Equally important to the pre-operative antisepsis process is the surgical skin prep by the surgeon and members of the OR team. A surgical scrub is performed by surgical team members who will interact with the sterile field or with sterile instruments. The pre-op scrub requires use of an efficacious, persistent antimicrobial soap on the hands and forearms for a longer period of time than used for typical hand antisepsis. Institutional policy usually designates an acceptable minimum length of time required; the CDC recommends at least 2 to 5 minutes of mechanical scrubbing, followed by thorough drying. Alarmingly, many survey respondents reported seeing surgeons severely curtail their scrub time.

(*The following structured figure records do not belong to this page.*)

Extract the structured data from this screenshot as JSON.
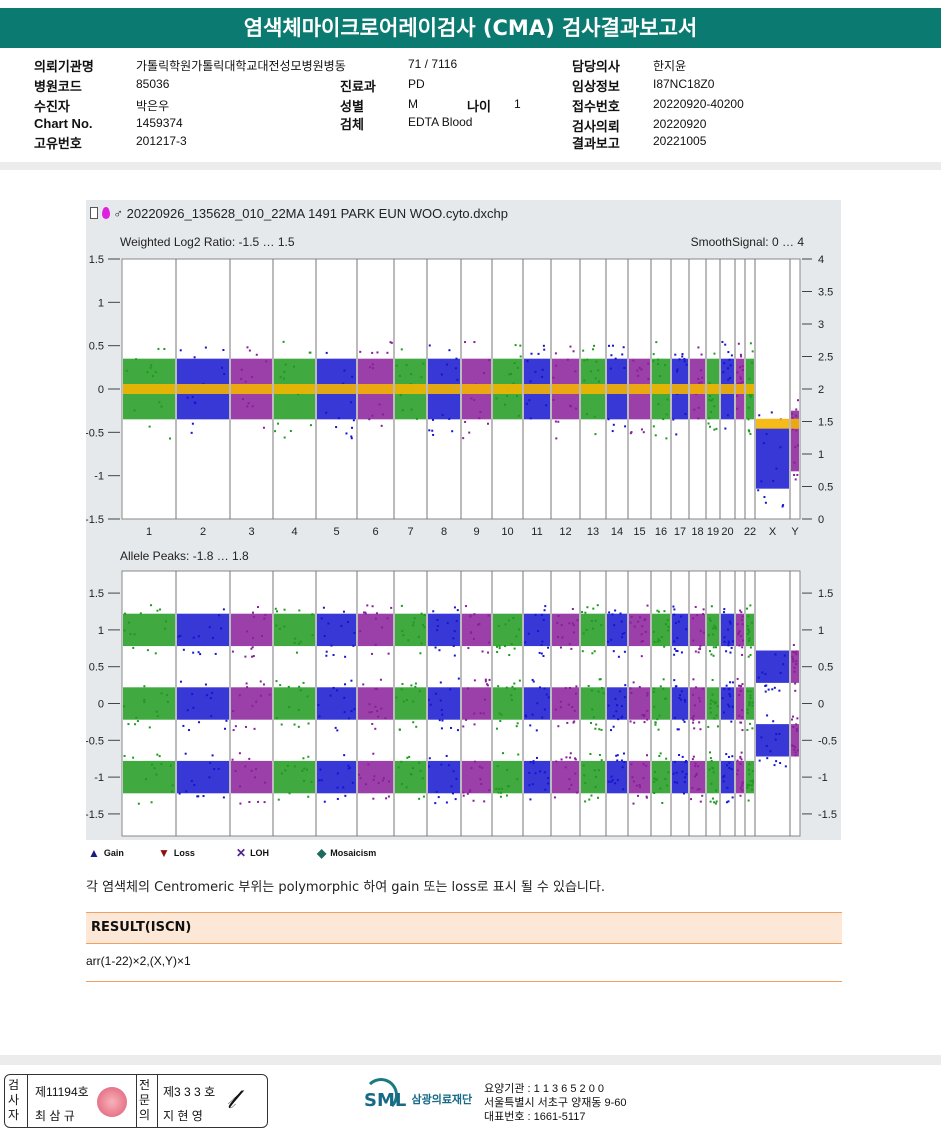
{
  "header": {
    "title": "염색체마이크로어레이검사 (CMA) 검사결과보고서"
  },
  "patient": {
    "institution_label": "의뢰기관명",
    "institution": "가톨릭학원가톨릭대학교대전성모병원병동",
    "ward": "71 / 7116",
    "doctor_label": "담당의사",
    "doctor": "한지윤",
    "hospital_code_label": "병원코드",
    "hospital_code": "85036",
    "dept_label": "진료과",
    "dept": "PD",
    "clinical_label": "임상정보",
    "clinical": "I87NC18Z0",
    "name_label": "수진자",
    "name": "박은우",
    "sex_label": "성별",
    "sex": "M",
    "age_label": "나이",
    "age": "1",
    "receipt_label": "접수번호",
    "receipt": "20220920-40200",
    "chart_label": "Chart No.",
    "chart": "1459374",
    "specimen_label": "검체",
    "specimen": "EDTA Blood",
    "request_label": "검사의뢰",
    "request": "20220920",
    "unique_label": "고유번호",
    "unique": "201217-3",
    "report_label": "결과보고",
    "report": "20221005"
  },
  "figure": {
    "file": "20220926_135628_010_22MA 1491 PARK EUN WOO.cyto.dxchp",
    "sex_symbol": "♂"
  },
  "chart_data": [
    {
      "type": "scatter",
      "title": "Weighted Log2 Ratio: -1.5 … 1.5",
      "right_title": "SmoothSignal: 0 … 4",
      "ylim": [
        -1.5,
        1.5
      ],
      "yticks": [
        1.5,
        1,
        0.5,
        0,
        -0.5,
        -1,
        -1.5
      ],
      "right_ylim": [
        0,
        4
      ],
      "right_yticks": [
        4,
        3.5,
        3,
        2.5,
        2,
        1.5,
        1,
        0.5,
        0
      ],
      "chromosomes": [
        "1",
        "2",
        "3",
        "4",
        "5",
        "6",
        "7",
        "8",
        "9",
        "10",
        "11",
        "12",
        "13",
        "14",
        "15",
        "16",
        "17",
        "18",
        "19",
        "20",
        "21",
        "22",
        "X",
        "Y"
      ],
      "log2_center": [
        0,
        0,
        0,
        0,
        0,
        0,
        0,
        0,
        0,
        0,
        0,
        0,
        0,
        0,
        0,
        0,
        0,
        0,
        0,
        0,
        0,
        0,
        -0.8,
        -0.6
      ],
      "smooth_signal": [
        2,
        2,
        2,
        2,
        2,
        2,
        2,
        2,
        2,
        2,
        2,
        2,
        2,
        2,
        2,
        2,
        2,
        2,
        2,
        2,
        2,
        2,
        1,
        1
      ]
    },
    {
      "type": "scatter",
      "title": "Allele Peaks: -1.8 … 1.8",
      "ylim": [
        -1.8,
        1.8
      ],
      "yticks": [
        1.5,
        1,
        0.5,
        0,
        -0.5,
        -1,
        -1.5
      ],
      "peaks_autosome": [
        1,
        0,
        -1
      ],
      "peaks_X": [
        0.5,
        -0.5
      ]
    }
  ],
  "chrom_colors": [
    "#1e9a1e",
    "#1515d0",
    "#8a1e9a"
  ],
  "smooth_color": "#f5b400",
  "legend": [
    {
      "label": "Gain"
    },
    {
      "label": "Loss"
    },
    {
      "label": "LOH"
    },
    {
      "label": "Mosaicism"
    }
  ],
  "note": "각 염색체의 Centromeric 부위는 polymorphic 하여 gain 또는 loss로 표시 될 수 있습니다.",
  "result": {
    "title": "RESULT(ISCN)",
    "value": "arr(1-22)×2,(X,Y)×1"
  },
  "footer": {
    "tester_label": "검사자",
    "tester_no": "제11194호",
    "tester_name": "최 삼 규",
    "spec_label": "전문의",
    "spec_no": "제3 3 3 호",
    "spec_name": "지 현 영",
    "logo": "SML",
    "org_name": "삼광의료재단",
    "code": "요양기관 : 1 1 3 6 5 2 0 0",
    "address": "서울특별시 서초구 양재동 9-60",
    "phone": "대표번호 : 1661-5117"
  }
}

When asked what infection control-related breach they see occurring in the OR regularly, ICT survey respondents agreed on a number of issues, including a general break in aseptic technique or contamination of the sterile field precipitated by a number of occurrences such as unscrubbed personnel getting too close to or reaching over the sterile field. Many survey respondents cited hands and instruments being allowed to drop below the level of the sterile field, as well as gowned personnel turning their backs to the sterile field. Some nurses said they saw holes or tears in the sterile packaging of instruments or gloves, while others reported seeing cases set up in the sterile field and then left unattended. One survey respondent noted, “There is a serious lack of understanding about what is sterile, what is clean and how a person’s actions in the OR affect these things.”

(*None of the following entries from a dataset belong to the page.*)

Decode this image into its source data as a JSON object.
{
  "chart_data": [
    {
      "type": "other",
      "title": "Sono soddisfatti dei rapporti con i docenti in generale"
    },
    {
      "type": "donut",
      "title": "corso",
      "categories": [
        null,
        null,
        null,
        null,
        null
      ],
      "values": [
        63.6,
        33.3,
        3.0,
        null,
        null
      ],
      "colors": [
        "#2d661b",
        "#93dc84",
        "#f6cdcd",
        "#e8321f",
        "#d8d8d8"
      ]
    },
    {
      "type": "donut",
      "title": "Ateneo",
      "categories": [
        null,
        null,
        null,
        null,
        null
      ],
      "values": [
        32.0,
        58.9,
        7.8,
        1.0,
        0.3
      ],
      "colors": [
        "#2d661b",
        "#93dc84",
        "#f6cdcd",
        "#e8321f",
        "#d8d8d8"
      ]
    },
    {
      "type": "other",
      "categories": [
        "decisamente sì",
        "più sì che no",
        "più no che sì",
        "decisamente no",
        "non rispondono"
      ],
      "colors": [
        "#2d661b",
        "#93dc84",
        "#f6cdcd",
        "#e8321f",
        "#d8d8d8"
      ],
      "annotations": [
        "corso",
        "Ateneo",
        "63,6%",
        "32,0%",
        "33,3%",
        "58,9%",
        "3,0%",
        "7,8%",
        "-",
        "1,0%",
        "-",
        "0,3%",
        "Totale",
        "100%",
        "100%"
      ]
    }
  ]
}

“I think the concept of hospitals reviewing ‘periop 101’ issues is so important,” says Sharon McNamara, RN, BSN, MSN, CNOR, director of surgical services at WakeMed Health and Hospitals in Raleigh, N.C. “Due to personnel shortages and other time constraints, people are being rushed through orientation and I don’t think they are necessarily getting a good didactic background on perioperative issues. That may be why when they get into the clinical setting they don’t have the information they need to critically think through situations in the OR. Many institutions like ours conduct an annual back-to-basics course; people may complain that they’ve heard it every year, but each time we try to tackle it differently, such as in a grand-rounds format, for example. The other thing we do is use a root cause analysis (RCA) when we have an issue in the OR, such as a break in aseptic technique. We never used to talk about a lot of what went wrong, but now it’s immensely valuable to have teams talk about what happened so it doesn’t happen again. We share information without pointing fingers.” McNamara continues, “I think the concept of maintaining a ‘just culture’ plays into this – instead of blaming people, you examine whether or not institutional policies and procedures did not support the individual. We also need to address the near-misses, as these are as important as actual breaches. I guarantee you that if it happened to one person on the surgical team, there are probably other people who almost experienced the same near-miss too and could have avoided it, so sharing these experiences and learning from them is critical.”